7 Steps to Raising Intuitive Eaters

Angela Youngs, PsyD

Teach hunger/fullness cues.
Throughout the day, especially during meal and snack times, prompt your children to check in with their bodies. Are they hungry? How do they know? What signals do their bodies send to them to alert them of hunger? How hungry are they? How do they know when they’re full? Prompting such questions can help teach children the skill of tuning in with themselves. You can model this skill by checking in with your own body out loud. 

Refrain from labeling food “good” or “bad” / “healthy” or “unhealthy.”
We want to avoid placing a value on food, as all food has its place. When we label a food good or bad, we also label the act of consuming it the same way. From there, we begin to internalize our own worth based on our eating behaviors. This can lead to a complicated relationship with food and our bodies. Instead, talk about food serving a variety of purposes. Food can help us grow strong. It can bring people together. It can make our bellies and hearts happy.  

Provide appropriate choices during mealtime to provide practice.
Provide your children with appropriate food choices to allow them to practice responding to their internal body cues. You can ask them to tune into their bodies and decide how much of a food they would like. If possible, provide options during mealtimes to instill a sense of agency and teach decision-making skills. You can also involve them in meal or menu prep. Perhaps you can allow your children to pick a meal once a week and help you prepare it. 

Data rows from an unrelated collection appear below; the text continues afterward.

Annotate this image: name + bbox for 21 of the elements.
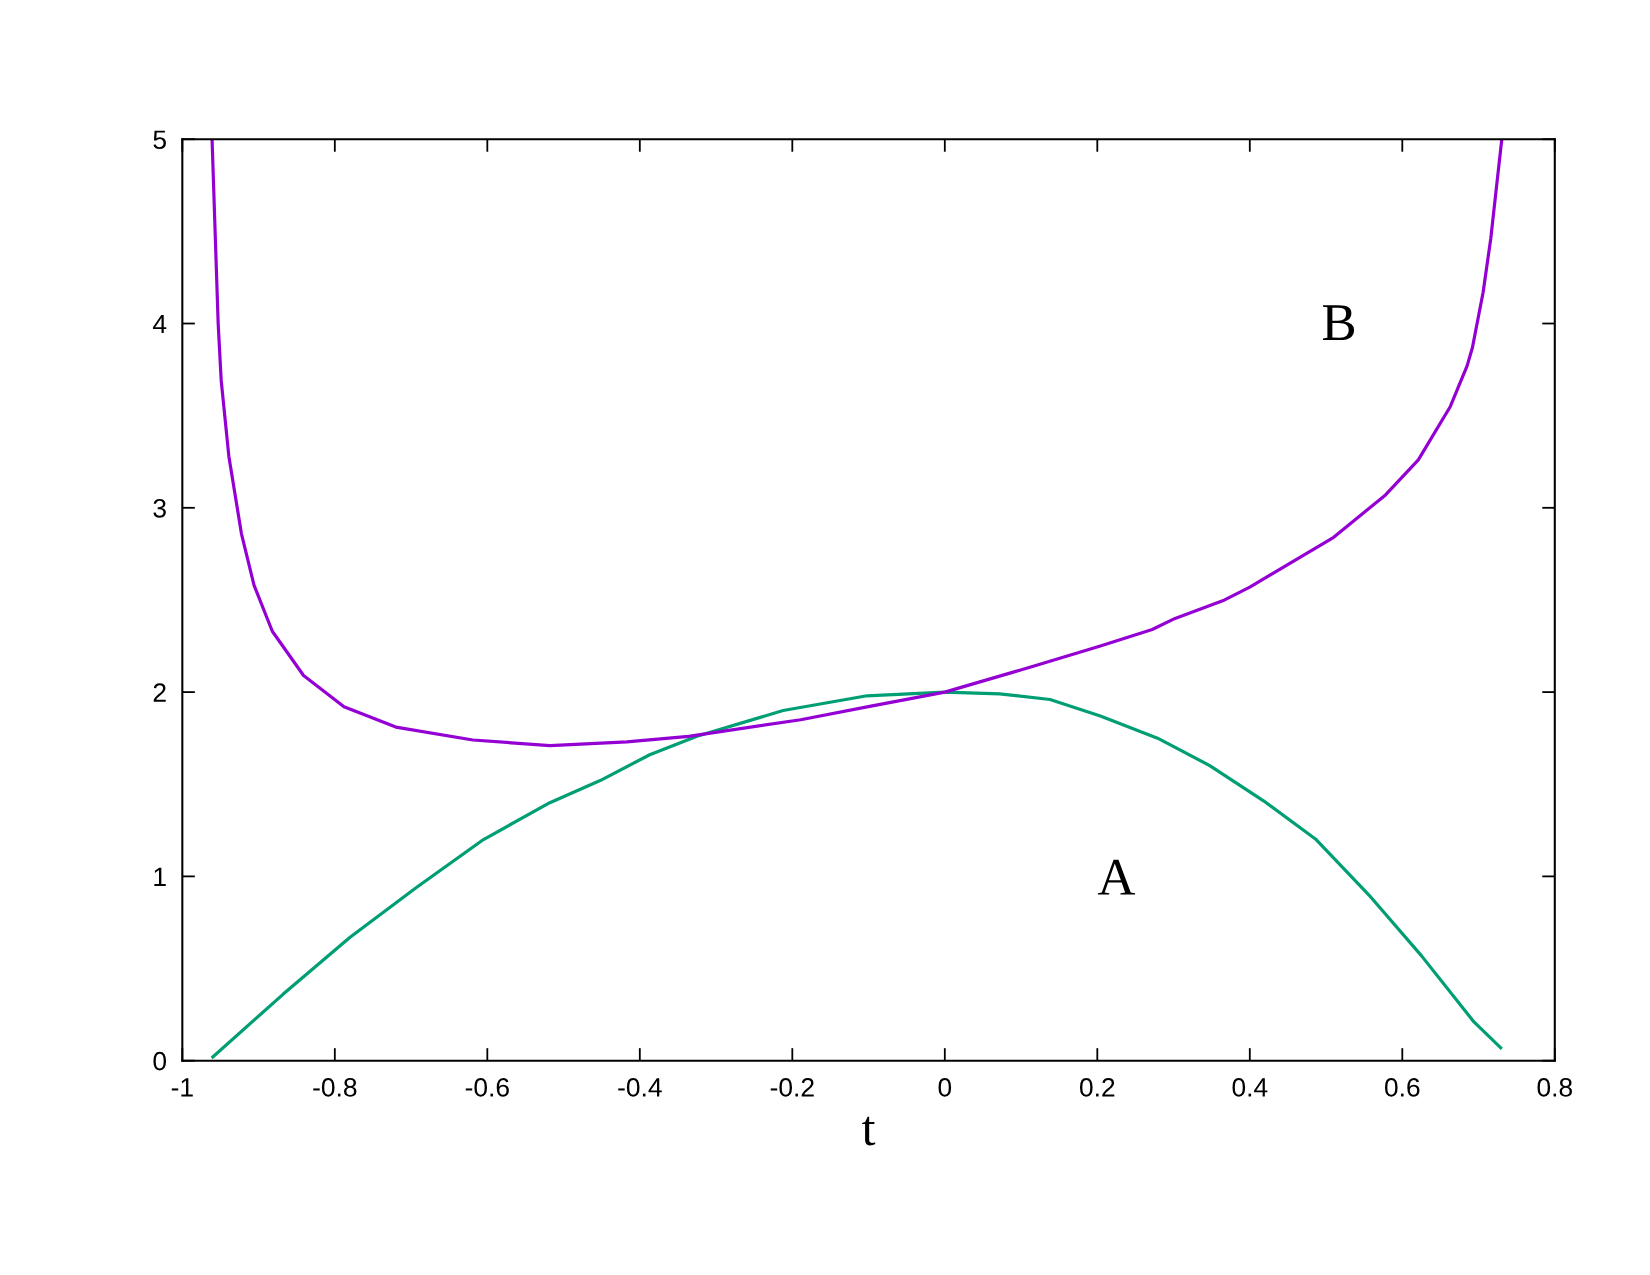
x-axis-title: t — [862, 1116, 876, 1146]
y-tick-label: 3 — [153, 498, 166, 518]
text: B — [1322, 305, 1355, 341]
x-tick-label: -0.8 — [313, 1078, 357, 1097]
y-tick-label: 1 — [154, 867, 166, 886]
x-tick-label: 0.8 — [1537, 1078, 1572, 1097]
x-tick-label: -0.2 — [770, 1078, 814, 1097]
x-tick-label: -1 — [171, 1078, 193, 1097]
x-tick-label: 0.6 — [1384, 1078, 1420, 1097]
y-tick-label: 0 — [153, 1051, 167, 1071]
text: A — [1097, 859, 1136, 895]
x-tick-label: -0.6 — [465, 1078, 509, 1097]
y-tick-label: 4 — [152, 314, 167, 334]
x-tick-label: 0 — [938, 1078, 952, 1097]
line-series — [210, 139, 1504, 748]
x-tick-label: 0.4 — [1232, 1078, 1268, 1097]
line-series — [211, 690, 1503, 1059]
x-tick-label: -0.4 — [618, 1078, 662, 1097]
y-tick-label: 5 — [153, 130, 166, 150]
y-tick-label: 2 — [153, 683, 166, 702]
x-tick-label: 0.2 — [1080, 1078, 1115, 1097]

Do not require children to clean their plates.
This requirement can disconnect your children from their natural hunger and fullness cues. Allow your children to stop eating when they’re full to reinforce the act of noticing fullness cues and honoring their bodies. If you’re worried about food waste, you can help them check in with their bodies and decide how much they’d like to serve themselves based on their hunger cues.

Acknowledge when your children engage in intuitive practice.
You can use phrases like, “Nice job checking in with your body!” to reinforce the act of eating intuitively.

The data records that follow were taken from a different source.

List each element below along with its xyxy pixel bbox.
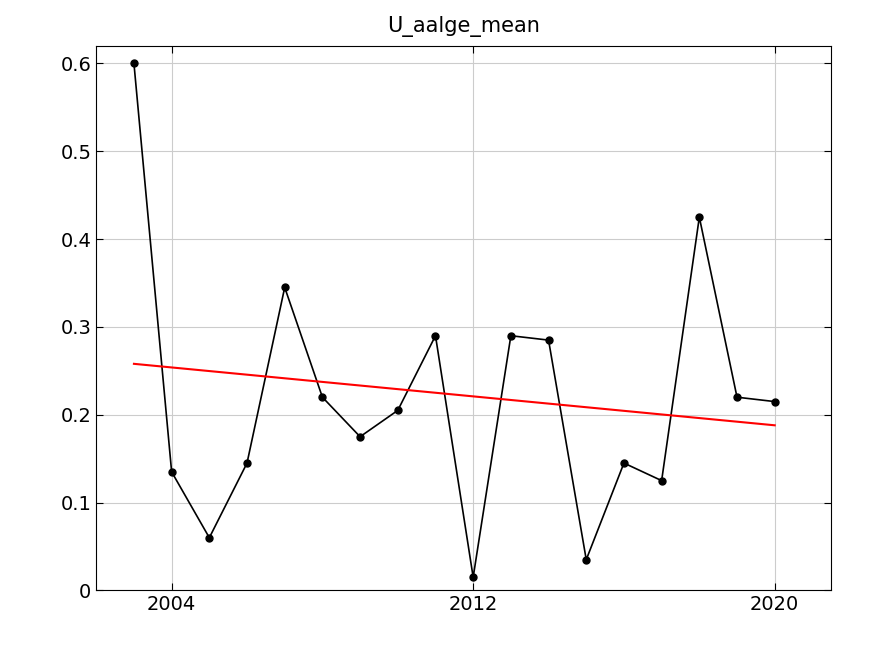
Title: U_aalge_mean: U_aalge_mean: [388, 16, 540, 37]
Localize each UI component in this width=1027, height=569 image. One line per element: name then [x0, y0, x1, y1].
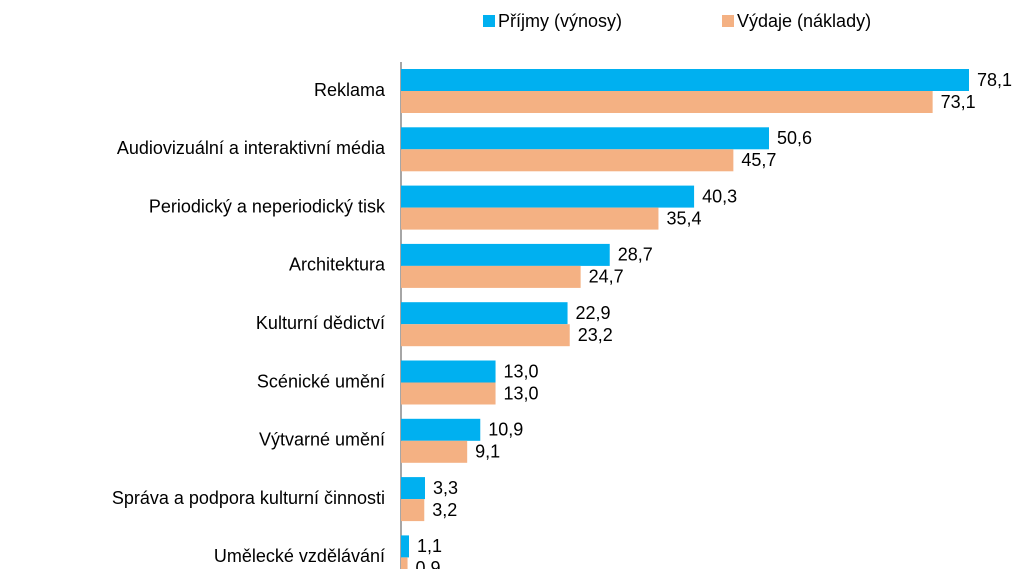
bar — [401, 69, 969, 91]
bar — [401, 302, 568, 325]
bar — [401, 91, 933, 113]
value-label: 24,7 — [589, 267, 624, 287]
category-label: Reklama — [314, 80, 386, 100]
value-label: 13,0 — [504, 361, 539, 381]
value-label: 3,2 — [432, 500, 457, 520]
value-label: 50,6 — [777, 128, 812, 148]
bar — [401, 440, 468, 463]
bar — [401, 243, 610, 266]
category-label: Správa a podpora kulturní činnosti — [112, 488, 385, 508]
legend-label: Příjmy (výnosy) — [498, 11, 622, 31]
value-label: 78,1 — [977, 70, 1012, 90]
category-label: Scénické umění — [257, 371, 385, 391]
value-label: 40,3 — [702, 186, 737, 206]
category-label: Výtvarné umění — [259, 430, 385, 450]
value-label: 22,9 — [576, 303, 611, 323]
bar — [401, 185, 695, 208]
value-label: 73,1 — [941, 92, 976, 112]
legend-swatch — [722, 15, 734, 27]
value-label: 45,7 — [741, 150, 776, 170]
category-label: Periodický a neperiodický tisk — [149, 196, 386, 216]
bar — [401, 324, 570, 347]
bar — [401, 557, 408, 569]
category-label: Umělecké vzdělávání — [214, 546, 385, 566]
bar — [401, 382, 496, 405]
value-label: 13,0 — [504, 383, 539, 403]
bar — [401, 149, 734, 172]
value-label: 28,7 — [618, 245, 653, 265]
value-label: 3,3 — [433, 478, 458, 498]
value-label: 10,9 — [488, 420, 523, 440]
value-label: 35,4 — [666, 208, 701, 228]
bar — [401, 477, 425, 500]
bar — [401, 127, 769, 150]
category-label: Architektura — [289, 255, 386, 275]
value-label: 9,1 — [475, 442, 500, 462]
bar — [401, 418, 481, 441]
value-label: 1,1 — [417, 536, 442, 556]
bar — [401, 499, 425, 522]
bar — [401, 535, 409, 558]
value-label: 0,9 — [416, 558, 441, 569]
bar — [401, 360, 496, 383]
value-label: 23,2 — [578, 325, 613, 345]
legend-swatch — [483, 15, 495, 27]
bar — [401, 207, 659, 230]
bar — [401, 265, 581, 288]
category-label: Kulturní dědictví — [256, 313, 385, 333]
legend-label: Výdaje (náklady) — [737, 11, 871, 31]
category-label: Audiovizuální a interaktivní média — [117, 138, 386, 158]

Avoid commenting on body size.
Whether the comment is “positive” or “negative,” commenting on your children’s body sizes can lead them to hyper-focus on their own bodies, which can also lead to shame, body hatred, and thinking their body size determines their value. If you would like to compliment or praise your children, look for things that go beyond appearance. You could say, “You are so strong!” “Thank you for setting a good example,” “This was hard, but you didn’t give up,” “You are brave!” 

Reject diet culture yourself by refraining from criticizing your body or discussing diets.
Children are always learning from you, and they hear more than you think. If your children hear you criticizing your body or someone else’s body, they may begin to do the same with their own bodies. Instead, model positive body talk by stating things you appreciate about your body that do not relate to appearance. For example, “I really appreciate my arms because they allow me to give you big bear hugs!” or “I love how strong my legs are. They allow me to run and play with you! I always have so much fun when we play!”

It can be challenging to change the way we relate to food and our bodies, but doing so can set your children up for positive body esteem and a healthy relationship with food. If this feels overwhelming, or you would like some additional guidance, reach out to a mental health professional with experience in intuitive eating. You don’t have to navigate it alone.